Sôseki l’impassible

Il y a, chez Sôseki, une apologie de la contingence, une critique de l’intringue en tant qu’elle tisse une nécessité factice entre les faits, qui le pousse à affirmer que l’écrivain ne doit pas concevoir ce qu’il écrit (mais laisser la vie de son texte se développer, de manière autonome) ni le lecteur s’intéresser à ce qu’il lit.
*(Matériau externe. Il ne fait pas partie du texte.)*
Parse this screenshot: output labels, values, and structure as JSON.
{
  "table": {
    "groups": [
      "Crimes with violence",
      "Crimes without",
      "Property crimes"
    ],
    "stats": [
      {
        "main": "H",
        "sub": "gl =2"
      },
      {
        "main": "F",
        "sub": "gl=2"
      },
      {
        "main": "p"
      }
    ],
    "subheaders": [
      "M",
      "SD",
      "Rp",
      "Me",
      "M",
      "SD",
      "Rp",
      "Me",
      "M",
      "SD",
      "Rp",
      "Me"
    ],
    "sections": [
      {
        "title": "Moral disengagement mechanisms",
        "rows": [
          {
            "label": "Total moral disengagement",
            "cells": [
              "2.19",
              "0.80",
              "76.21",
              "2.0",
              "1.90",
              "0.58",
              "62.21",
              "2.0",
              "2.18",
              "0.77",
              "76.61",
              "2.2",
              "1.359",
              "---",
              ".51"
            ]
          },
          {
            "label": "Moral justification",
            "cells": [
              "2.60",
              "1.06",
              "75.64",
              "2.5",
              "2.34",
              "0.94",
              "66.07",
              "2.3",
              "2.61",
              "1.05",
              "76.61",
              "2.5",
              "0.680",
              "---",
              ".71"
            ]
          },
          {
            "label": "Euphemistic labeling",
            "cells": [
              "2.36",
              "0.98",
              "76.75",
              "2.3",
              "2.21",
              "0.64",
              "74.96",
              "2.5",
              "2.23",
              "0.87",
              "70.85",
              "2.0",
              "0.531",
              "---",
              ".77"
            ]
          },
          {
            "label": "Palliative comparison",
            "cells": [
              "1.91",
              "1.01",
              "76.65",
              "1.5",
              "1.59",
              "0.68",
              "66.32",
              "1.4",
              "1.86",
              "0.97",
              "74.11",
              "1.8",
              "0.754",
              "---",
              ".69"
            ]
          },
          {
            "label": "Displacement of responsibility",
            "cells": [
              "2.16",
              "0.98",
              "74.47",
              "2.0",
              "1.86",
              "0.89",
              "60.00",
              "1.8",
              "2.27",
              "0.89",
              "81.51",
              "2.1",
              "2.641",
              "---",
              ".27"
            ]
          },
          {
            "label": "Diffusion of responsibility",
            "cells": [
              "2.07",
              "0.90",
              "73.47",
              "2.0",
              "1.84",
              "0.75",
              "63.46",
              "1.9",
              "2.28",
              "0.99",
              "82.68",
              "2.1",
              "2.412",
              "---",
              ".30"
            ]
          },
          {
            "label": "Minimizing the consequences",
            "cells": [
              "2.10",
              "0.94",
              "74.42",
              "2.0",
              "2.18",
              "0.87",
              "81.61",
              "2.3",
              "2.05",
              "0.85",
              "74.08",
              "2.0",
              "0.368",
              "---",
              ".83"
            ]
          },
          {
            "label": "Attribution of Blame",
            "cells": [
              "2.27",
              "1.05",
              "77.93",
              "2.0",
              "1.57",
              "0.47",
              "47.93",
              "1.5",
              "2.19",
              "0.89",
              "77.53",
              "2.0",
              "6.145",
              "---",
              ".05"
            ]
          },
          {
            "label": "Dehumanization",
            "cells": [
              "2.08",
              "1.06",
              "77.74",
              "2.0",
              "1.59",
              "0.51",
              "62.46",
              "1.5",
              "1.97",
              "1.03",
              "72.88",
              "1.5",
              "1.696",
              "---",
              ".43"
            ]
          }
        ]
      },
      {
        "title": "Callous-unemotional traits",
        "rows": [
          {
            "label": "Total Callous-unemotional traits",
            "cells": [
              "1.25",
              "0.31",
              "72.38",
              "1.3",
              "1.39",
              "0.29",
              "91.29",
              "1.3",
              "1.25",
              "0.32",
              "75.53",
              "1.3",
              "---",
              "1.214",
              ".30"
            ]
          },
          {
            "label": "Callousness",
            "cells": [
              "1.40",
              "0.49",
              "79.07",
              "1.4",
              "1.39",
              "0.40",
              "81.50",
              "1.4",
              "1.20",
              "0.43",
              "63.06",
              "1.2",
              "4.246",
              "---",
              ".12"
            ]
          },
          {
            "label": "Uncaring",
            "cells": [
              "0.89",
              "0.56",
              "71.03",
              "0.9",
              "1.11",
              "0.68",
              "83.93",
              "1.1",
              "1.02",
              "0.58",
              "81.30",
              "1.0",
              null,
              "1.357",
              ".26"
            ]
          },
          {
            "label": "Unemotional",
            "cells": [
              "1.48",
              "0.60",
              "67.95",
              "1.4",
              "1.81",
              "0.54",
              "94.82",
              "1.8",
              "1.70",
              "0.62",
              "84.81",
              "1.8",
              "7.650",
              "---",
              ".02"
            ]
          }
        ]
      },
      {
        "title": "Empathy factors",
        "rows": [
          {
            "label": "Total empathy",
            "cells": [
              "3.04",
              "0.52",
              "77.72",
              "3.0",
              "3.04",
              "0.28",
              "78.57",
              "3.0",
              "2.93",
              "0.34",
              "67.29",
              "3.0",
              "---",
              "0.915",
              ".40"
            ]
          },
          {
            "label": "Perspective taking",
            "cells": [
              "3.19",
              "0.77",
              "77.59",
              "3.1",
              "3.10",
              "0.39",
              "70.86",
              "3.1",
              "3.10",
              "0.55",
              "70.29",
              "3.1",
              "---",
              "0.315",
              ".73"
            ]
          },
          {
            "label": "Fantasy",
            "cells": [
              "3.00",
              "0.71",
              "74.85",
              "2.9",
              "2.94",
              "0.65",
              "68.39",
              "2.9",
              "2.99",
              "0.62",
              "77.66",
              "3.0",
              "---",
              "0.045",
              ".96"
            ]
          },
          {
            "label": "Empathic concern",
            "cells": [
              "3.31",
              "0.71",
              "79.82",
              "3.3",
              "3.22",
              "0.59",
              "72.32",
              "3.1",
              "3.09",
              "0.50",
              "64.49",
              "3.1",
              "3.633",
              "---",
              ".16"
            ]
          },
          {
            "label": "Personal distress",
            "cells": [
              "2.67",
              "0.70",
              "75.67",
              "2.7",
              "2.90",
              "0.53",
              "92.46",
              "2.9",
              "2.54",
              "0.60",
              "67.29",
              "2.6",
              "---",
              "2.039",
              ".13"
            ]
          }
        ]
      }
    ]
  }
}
Ce lecteur impassible dont nous rêvons, dont le jugement de goût très kantien le rend capable d’apprécier (comme si c’était là série de peintures) un roman indépendamment de son intérêt pour l’intrigue,  c’est le narrateur à qui Sôseki lui-même prête la voix dans Oreiller d’herbes :

– Puisque je suis peintre, je n’ai pas besoin de lire un roman du début à la fin, jusqu’au bout. Où que je le prenne, ça m’intéresse. Il est aussi intéressant de parler avec vous. J’ai presque envie de bavarder avec vous tous les jours où je séjournerai ici. Si vous voulez, je pourrai tomber amoureux de vous. Ce sera encore plus intéressant. Mais si amoureux que je sois de vous, il n’est nul besoin de vous épouser. Tant qu’on a besoin de tomber amoureux pour se marier, on a besoin de lire un roman du début à la fin. 

– Alors donc un peintre est quelqu’un qui tombe amoureux de façon inhumaine.

– Pas inhumaine, mais impassible. Et quand on lit un roman avec impassibilité, on se moque de l’intrigue. J’ouvre le livre au hasard comme je tirerais au sort et je lis la page qui me tombe sous les yeux et c’est là ce qui est intéressant.

Sôseki, Oreiller d’herbes, Rivages, p. 113.